LA DIMENSION POLITICA DE LA LUCHA DE ÑANCUPEL

(Retrato hablado de Pedro Maria Ñancupel Alarcon)

El Chiloé que le toca vivir a Ñancupel es un mundo tensionado entre la tradición y la modernidad; entre formas de vida convencionales y el progreso ascendente; sin ley ni autoridades legítimas; donde los cambios económicos sociales y económicos están transformando las bases culturales de la tradicional identidad cultural chilota; y en medio de un proceso de crecimiento económico donde se abren oportunidades para quien quiera tomarlas.
Por eso, cuando Pedro Ñancúpel arriba a las Guaitecas se encontrará con un pueblo bullante y con gran dinamismo económico.

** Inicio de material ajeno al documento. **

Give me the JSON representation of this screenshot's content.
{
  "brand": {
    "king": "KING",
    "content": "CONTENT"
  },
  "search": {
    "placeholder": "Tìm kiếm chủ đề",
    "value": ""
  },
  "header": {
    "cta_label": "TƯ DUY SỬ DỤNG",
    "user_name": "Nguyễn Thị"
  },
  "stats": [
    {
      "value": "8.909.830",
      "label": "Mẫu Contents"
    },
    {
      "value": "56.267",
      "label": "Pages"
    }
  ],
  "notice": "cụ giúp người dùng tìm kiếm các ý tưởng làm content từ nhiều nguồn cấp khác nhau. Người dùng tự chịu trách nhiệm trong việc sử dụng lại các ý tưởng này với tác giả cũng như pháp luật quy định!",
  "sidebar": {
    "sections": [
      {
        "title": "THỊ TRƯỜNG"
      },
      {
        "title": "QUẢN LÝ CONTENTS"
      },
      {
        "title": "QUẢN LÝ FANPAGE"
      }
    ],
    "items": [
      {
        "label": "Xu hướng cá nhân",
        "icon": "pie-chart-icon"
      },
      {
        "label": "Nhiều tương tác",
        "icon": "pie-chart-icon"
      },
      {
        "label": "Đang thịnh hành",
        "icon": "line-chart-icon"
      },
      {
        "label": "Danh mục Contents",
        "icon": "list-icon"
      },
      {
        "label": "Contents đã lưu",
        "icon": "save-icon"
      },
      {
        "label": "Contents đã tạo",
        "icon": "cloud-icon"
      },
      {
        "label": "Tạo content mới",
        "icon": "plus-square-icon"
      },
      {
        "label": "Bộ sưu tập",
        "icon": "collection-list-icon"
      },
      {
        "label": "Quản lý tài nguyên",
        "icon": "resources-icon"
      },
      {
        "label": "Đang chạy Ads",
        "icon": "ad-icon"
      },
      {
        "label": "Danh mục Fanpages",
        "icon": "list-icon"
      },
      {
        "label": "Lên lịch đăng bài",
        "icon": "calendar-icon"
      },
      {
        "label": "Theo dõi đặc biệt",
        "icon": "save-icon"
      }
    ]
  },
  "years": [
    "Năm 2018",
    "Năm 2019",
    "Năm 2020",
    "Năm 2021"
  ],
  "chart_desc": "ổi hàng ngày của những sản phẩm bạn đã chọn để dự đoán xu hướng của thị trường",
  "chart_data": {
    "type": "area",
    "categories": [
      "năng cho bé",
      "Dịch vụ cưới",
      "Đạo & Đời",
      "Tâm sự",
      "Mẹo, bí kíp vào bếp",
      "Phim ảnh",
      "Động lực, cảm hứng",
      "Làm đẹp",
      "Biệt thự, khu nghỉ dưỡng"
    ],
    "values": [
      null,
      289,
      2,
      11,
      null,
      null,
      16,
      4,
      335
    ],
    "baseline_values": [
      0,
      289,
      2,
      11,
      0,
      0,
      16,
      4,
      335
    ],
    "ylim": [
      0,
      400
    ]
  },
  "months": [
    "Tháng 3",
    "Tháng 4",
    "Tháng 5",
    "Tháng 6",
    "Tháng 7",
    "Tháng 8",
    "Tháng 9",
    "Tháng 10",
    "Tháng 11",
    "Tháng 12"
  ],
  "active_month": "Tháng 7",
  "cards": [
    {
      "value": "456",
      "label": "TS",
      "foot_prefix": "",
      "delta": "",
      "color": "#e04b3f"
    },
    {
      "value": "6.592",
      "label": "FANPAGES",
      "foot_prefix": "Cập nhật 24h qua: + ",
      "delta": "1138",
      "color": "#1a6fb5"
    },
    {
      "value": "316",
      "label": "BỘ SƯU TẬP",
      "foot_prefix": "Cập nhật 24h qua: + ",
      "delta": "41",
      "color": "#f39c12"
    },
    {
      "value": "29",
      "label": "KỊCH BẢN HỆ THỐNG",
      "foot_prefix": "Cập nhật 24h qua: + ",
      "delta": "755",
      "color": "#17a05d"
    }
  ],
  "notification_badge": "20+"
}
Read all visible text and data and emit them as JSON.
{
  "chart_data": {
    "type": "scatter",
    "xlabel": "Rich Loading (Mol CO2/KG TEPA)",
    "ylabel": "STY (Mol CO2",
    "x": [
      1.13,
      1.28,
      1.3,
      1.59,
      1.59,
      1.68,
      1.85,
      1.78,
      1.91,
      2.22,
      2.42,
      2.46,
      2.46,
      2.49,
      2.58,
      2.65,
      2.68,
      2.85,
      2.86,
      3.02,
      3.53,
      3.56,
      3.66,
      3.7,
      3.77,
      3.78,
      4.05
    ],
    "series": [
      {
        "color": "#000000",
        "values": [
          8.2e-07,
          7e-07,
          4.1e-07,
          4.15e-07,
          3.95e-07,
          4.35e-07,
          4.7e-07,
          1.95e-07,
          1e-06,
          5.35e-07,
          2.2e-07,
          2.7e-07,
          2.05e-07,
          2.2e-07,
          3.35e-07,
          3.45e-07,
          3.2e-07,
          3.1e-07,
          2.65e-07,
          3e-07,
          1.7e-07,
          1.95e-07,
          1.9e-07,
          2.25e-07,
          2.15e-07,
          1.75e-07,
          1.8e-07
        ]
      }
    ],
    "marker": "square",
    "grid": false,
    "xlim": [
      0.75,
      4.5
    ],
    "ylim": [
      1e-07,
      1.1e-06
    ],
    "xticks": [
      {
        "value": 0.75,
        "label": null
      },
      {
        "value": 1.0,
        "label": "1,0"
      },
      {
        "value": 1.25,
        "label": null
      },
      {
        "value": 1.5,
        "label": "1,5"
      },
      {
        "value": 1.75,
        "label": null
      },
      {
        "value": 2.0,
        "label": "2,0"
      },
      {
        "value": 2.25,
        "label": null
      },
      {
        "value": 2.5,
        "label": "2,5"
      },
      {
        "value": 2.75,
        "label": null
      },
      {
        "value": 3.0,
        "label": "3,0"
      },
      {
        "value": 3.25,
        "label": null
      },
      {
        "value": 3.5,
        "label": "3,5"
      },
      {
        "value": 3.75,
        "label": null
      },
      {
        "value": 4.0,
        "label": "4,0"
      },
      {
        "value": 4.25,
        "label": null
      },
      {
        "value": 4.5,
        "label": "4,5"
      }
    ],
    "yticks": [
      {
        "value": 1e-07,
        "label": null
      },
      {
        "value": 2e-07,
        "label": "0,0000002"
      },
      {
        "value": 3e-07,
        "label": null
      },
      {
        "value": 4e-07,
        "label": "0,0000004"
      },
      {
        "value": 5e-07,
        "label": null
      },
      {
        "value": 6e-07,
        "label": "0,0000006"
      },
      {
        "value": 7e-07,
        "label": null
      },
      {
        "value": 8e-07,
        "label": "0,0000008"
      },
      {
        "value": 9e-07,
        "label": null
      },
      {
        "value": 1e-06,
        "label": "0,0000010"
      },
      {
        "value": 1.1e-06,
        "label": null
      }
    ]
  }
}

El archipiélago, en particular hacia el sur, adquiere vitalidad y movimiento: chalupas de loberos, balandras, balsas de leñadores, fragatas y pequeñas naves se llevan las riquezas a los mercados de Chiloé, donde serán transportadas al hemisferio norte, y regresan cargadas de suntuosas mercancías
Junto a las viviendas de los pescadores, se encuentran comercios de diversa índoles, tabernas y prostíbulos. Lugares donde conviven los tradicionales chilotes ligados a la tierra, pescadores, cazadores de focas y lodos marinos, comerciantes, leñadores, obreros forestales, indígenas, curas y aventureros de todo tipo….
Sin embargo, junto a ese mosaico social, Ñancúpel descubre un elemento central: la existencia de un pueblo sin ley ni orden, donde el Estado de Derecho es algo lejano y distante. Descubre un lugar donde el progreso parece depender de la voluntad personal y de la capacidad emprendedora de cada cual. En un sentido figurado, Ñancúpel llega a vivir a un lugar donde ni la tradición ni la ley son importantes, sólo la voluntad de dominar la naturaleza y los otros. Es la figura de los pueblos sin ley del Lejano Oeste que muestran los clásicos western americanos.
Pero será en ese lugar, donde Ñancúpel tomará conciencia que no todo lo que brilla es oro. Comprende que el poder lo detenta una persona: Ciriaco Alvarez, comerciante explotador de la riqueza del Ciprés, su poder radica tanto en el dinero que posee, como en sus relaciones con el poder político y su propio ejército personal que le hace imponer su ley personal como ley general.
Quien no aceptaba la ley de Ciriaco Alvarez tenía tres opciones: morir, escapar de Chiloé o dedicarse al bandolerismo. Esta última es la opción de Ñancúpel. Opción que le dará tanto la libertad que tanto añoraba, como un destino trágico que sólo se resolverá con la muerte.
Al adoptar el bandidaje, la piratería y el robo como formas de supervivencia en ese medio, decide enfrentarse directamente con el Poder y quienes lo detentan. Por eso el pirata se transforma en un “enemigo del Estado”.

EL MITO DE ÑANCUPEL: SU TRANSFORMACION EN HEROE Y EN MITO.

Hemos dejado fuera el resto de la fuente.